Applying and experimenting with makeup can be a fun and creative experience but for people of diverse ethnicities, it can be disheartening.
For years they have raised concerns about the lack of beauty products for darker skin.
One Zimbabwean born make up artist in Australia is now inspiring younger women to speak out,
"I think unfortunately often, we are only seeing one shade, or one race being represented all the time," said make-up artist Rumbidzai Mudzengi.
"A lot of the time, it starts to feel like there's no place for us, and I want young people to realise that there is a space for you,"
"If you're going to serve someone, you need to do it all the way and you need to cater for everyone, it's really that simple, that's why you get into business."
The women say a common problem is with big brand retailers, who mostly cater to light and medium skin tones.
"Sometimes it's just harder to find the right place that sells the right foundation and stuff for my skin,"said ons young woman. Another said it "added to the feeling of being isolated, a bit I guess unwelcome to some degree. The fact that I had to go to special stores just to find my shade, it was a bit of an inconvenience for me."

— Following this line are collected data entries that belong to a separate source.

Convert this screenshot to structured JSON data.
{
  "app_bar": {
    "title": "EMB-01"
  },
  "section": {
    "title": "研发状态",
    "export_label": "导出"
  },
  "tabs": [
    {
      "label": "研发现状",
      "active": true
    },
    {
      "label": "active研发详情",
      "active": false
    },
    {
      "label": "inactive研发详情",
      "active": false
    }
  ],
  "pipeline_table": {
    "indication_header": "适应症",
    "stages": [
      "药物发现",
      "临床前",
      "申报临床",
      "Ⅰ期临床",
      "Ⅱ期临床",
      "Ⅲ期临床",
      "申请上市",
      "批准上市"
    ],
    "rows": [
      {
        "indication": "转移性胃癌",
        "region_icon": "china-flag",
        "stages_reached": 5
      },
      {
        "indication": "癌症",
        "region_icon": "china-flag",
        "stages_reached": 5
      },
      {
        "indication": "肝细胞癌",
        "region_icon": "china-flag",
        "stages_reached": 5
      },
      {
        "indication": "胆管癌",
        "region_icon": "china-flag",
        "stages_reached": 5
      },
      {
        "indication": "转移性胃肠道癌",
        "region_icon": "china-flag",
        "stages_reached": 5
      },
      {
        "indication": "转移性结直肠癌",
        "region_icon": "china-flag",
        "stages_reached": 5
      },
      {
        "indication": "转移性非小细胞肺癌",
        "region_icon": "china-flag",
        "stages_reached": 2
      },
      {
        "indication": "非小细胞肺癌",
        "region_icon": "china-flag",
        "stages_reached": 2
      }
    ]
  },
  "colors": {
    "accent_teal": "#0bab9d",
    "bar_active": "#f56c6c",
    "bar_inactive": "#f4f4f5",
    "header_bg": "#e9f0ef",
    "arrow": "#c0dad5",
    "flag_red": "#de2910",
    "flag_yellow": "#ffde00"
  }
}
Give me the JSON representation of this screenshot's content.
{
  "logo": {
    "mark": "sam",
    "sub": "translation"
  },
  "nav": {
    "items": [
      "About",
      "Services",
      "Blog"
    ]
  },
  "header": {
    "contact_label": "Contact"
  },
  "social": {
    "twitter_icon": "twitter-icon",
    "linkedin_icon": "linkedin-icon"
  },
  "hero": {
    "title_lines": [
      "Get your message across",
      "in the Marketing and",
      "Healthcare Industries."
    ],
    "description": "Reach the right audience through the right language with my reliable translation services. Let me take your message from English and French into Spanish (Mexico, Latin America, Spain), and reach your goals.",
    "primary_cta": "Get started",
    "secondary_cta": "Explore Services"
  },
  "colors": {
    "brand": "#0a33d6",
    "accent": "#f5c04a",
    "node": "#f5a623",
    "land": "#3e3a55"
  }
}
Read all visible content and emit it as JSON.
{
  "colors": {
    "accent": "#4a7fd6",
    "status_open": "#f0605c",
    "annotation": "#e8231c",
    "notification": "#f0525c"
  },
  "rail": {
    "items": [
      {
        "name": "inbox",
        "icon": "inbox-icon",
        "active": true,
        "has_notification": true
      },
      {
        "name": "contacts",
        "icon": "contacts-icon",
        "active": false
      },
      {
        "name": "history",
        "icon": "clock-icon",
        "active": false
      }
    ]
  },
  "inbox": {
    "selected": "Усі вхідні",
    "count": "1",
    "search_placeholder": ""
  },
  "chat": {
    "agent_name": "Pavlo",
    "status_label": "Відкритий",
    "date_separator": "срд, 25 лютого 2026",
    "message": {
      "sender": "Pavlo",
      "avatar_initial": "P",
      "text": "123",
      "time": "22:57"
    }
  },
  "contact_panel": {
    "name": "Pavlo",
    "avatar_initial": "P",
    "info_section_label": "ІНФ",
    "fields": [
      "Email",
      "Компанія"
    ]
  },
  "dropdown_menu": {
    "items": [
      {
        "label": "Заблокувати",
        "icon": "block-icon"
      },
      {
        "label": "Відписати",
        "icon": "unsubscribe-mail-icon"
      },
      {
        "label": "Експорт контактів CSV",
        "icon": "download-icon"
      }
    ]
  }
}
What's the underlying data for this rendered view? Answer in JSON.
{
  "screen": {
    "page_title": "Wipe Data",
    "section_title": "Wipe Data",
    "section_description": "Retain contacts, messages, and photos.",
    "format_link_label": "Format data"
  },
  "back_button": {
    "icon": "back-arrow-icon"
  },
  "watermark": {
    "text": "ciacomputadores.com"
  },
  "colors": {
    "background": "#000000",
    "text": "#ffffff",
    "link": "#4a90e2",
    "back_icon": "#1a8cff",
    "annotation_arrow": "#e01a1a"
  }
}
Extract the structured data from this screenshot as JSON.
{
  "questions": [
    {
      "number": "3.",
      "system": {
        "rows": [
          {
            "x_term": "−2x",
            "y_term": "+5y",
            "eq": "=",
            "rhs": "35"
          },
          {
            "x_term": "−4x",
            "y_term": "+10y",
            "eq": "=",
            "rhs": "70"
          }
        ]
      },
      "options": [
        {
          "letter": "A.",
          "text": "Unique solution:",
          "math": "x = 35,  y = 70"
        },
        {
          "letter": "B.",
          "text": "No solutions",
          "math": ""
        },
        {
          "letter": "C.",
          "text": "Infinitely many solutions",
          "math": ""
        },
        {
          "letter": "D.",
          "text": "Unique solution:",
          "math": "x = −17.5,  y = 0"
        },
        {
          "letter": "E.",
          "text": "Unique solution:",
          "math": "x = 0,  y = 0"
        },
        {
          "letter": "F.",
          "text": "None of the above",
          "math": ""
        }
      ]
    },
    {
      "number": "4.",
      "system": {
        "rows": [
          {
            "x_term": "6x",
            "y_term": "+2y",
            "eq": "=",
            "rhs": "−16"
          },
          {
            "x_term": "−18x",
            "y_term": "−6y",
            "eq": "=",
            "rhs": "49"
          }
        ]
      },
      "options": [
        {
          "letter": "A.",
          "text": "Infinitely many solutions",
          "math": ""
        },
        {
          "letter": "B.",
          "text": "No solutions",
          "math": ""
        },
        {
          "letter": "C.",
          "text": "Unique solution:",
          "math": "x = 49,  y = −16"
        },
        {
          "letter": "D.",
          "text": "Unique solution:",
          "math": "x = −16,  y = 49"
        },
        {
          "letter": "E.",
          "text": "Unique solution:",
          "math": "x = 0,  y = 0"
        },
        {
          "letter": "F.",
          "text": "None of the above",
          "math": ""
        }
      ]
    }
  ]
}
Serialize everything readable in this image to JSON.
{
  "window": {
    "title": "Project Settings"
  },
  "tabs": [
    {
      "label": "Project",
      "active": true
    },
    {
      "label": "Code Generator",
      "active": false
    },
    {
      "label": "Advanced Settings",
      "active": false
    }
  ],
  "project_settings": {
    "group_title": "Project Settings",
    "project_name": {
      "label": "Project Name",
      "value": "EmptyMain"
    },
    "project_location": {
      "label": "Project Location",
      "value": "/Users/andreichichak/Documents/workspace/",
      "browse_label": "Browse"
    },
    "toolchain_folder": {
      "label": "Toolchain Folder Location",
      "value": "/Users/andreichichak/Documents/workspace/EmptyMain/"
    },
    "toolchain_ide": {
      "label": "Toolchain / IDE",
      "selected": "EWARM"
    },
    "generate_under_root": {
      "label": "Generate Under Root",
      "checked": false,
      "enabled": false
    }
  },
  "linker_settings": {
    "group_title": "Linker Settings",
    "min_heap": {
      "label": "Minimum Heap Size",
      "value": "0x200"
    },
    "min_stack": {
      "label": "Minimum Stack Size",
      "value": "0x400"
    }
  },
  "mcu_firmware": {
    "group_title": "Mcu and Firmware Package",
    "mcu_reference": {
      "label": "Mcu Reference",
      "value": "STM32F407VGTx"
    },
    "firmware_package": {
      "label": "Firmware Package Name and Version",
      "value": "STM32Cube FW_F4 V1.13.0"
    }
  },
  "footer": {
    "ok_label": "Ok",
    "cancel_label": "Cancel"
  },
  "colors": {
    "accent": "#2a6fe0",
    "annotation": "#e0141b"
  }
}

It means they often have to do more research on the products and go to specialised shops
but new brands have recently emerged such as Fenty, by the singer Rihanna.
Other well-established brands such as Mac and Make Up For Ever are also developing new ranges for all skin tones.
But there is still a long road to go.
While make up retailers in many cities say they offer a wide variety of products.
In practice, some young women with dark skin say they have had to go to specialized shops which are often more expensive.